See our latest analysis for El Puerto de Liverpool. de

What Is El Puerto de Liverpool. de's Net Debt?

As you can see below, at the end of September 2020, El Puerto de Liverpool. de had Mex$44.7b of debt, up from Mex$30.6b a year ago. Click the image for more detail. However, it also had Mex$19.7b in cash, and so its net debt is Mex$25.0b.

debt-equity-history-analysis
BMV:LIVEPOL C-1 Debt to Equity History February 2nd 2021

How Healthy Is El Puerto de Liverpool. de's Balance Sheet?

The latest balance sheet data shows that El Puerto de Liverpool. de had liabilities of Mex$36.8b due within a year, and liabilities of Mex$59.0b falling due after that. On the other hand, it had cash of Mex$19.7b and Mex$24.3b worth of receivables due within a year. So it has liabilities totalling Mex$51.8b more than its cash and near-term receivables, combined.

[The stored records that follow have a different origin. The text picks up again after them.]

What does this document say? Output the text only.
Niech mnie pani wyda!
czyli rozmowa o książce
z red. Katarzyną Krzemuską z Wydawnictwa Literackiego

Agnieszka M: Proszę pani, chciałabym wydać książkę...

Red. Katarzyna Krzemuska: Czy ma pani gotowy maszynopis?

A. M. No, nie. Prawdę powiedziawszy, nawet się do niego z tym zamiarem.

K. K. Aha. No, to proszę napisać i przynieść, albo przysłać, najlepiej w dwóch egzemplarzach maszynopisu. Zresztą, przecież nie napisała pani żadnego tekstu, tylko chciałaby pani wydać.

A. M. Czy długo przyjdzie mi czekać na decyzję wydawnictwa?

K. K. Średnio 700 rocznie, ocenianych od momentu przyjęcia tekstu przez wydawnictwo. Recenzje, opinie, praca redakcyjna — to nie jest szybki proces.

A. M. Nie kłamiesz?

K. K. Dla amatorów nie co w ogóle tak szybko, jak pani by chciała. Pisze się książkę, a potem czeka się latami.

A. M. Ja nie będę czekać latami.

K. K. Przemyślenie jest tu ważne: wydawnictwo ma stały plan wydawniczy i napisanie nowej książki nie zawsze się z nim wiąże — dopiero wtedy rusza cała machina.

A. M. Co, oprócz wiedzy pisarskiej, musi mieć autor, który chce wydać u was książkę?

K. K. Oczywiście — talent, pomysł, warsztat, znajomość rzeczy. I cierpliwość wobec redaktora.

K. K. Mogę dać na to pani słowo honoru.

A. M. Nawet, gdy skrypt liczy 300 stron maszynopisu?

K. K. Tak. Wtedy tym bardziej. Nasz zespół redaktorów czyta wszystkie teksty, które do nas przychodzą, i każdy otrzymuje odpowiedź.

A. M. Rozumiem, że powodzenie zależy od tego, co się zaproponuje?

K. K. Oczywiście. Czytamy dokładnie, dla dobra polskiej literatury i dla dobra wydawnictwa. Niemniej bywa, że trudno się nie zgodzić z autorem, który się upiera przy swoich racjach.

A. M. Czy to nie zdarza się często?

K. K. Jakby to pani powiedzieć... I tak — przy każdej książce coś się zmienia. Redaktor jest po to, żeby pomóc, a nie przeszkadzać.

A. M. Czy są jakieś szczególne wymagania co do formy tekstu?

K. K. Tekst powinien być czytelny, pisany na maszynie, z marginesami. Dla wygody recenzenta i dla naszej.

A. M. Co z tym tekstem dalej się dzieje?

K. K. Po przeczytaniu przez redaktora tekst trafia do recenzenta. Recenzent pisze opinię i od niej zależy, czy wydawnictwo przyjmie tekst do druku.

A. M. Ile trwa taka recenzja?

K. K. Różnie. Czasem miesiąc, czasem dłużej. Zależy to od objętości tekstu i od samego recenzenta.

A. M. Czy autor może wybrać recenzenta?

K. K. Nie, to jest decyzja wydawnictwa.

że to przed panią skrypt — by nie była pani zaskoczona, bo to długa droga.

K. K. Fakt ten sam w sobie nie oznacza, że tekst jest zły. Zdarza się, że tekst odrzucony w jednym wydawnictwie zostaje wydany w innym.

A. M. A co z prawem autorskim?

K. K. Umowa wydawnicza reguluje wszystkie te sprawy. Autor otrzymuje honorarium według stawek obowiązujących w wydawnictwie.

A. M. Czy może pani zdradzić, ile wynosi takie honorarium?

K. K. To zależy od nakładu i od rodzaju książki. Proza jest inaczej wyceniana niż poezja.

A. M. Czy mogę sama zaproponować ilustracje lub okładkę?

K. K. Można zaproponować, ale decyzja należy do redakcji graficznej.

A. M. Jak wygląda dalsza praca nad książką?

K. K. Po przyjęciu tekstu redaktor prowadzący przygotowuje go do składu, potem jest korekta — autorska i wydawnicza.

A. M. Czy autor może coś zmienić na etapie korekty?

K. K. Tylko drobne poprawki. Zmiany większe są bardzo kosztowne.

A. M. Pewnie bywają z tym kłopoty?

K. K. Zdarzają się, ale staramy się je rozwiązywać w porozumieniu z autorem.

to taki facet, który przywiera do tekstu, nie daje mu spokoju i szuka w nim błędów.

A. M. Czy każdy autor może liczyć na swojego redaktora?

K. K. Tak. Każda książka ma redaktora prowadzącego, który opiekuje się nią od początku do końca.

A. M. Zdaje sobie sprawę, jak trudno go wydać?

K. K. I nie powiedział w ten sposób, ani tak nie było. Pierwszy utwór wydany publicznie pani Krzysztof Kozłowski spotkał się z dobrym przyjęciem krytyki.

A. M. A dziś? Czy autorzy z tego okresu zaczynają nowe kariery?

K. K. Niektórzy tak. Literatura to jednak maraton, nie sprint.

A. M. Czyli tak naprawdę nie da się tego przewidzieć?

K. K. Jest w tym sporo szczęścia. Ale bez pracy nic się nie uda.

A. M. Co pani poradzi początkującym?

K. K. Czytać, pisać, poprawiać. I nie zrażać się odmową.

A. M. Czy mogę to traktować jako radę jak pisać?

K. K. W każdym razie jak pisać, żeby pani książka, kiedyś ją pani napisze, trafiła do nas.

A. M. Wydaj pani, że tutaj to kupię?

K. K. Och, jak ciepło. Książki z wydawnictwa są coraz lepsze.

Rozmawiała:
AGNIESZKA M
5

El Puerto de Liverpool. de has a market capitalization of Mex$95.4b, so it could very likely raise cash to ameliorate its balance sheet, if the need arose. But we definitely want to keep our eyes open to indications that its debt is bringing too much risk.

We use two main ratios to inform us about debt levels relative to earnings. The first is net debt divided by earnings before interest, tax, depreciation, and amortization (EBITDA), while the second is how many times its earnings before interest and tax (EBIT) covers its interest expense (or its interest cover, for short). This way, we consider both the absolute quantum of the debt, as well as the interest rates paid on it.

El Puerto de Liverpool. de has a debt to EBITDA ratio of 2.5 and its EBIT covered its interest expense 2.6 times. This suggests that while the debt levels are significant, we'd stop short of calling them problematic. Importantly, El Puerto de Liverpool. de's EBIT fell a jaw-dropping 53% in the last twelve months. If that decline continues then paying off debt will be harder than selling foie gras at a vegan convention. The balance sheet is clearly the area to focus on when you are analysing debt. But ultimately the future profitability of the business will decide if El Puerto de Liverpool. de can strengthen its balance sheet over time. So if you want to see what the professionals think, you might find this free report on analyst profit forecasts to be interesting.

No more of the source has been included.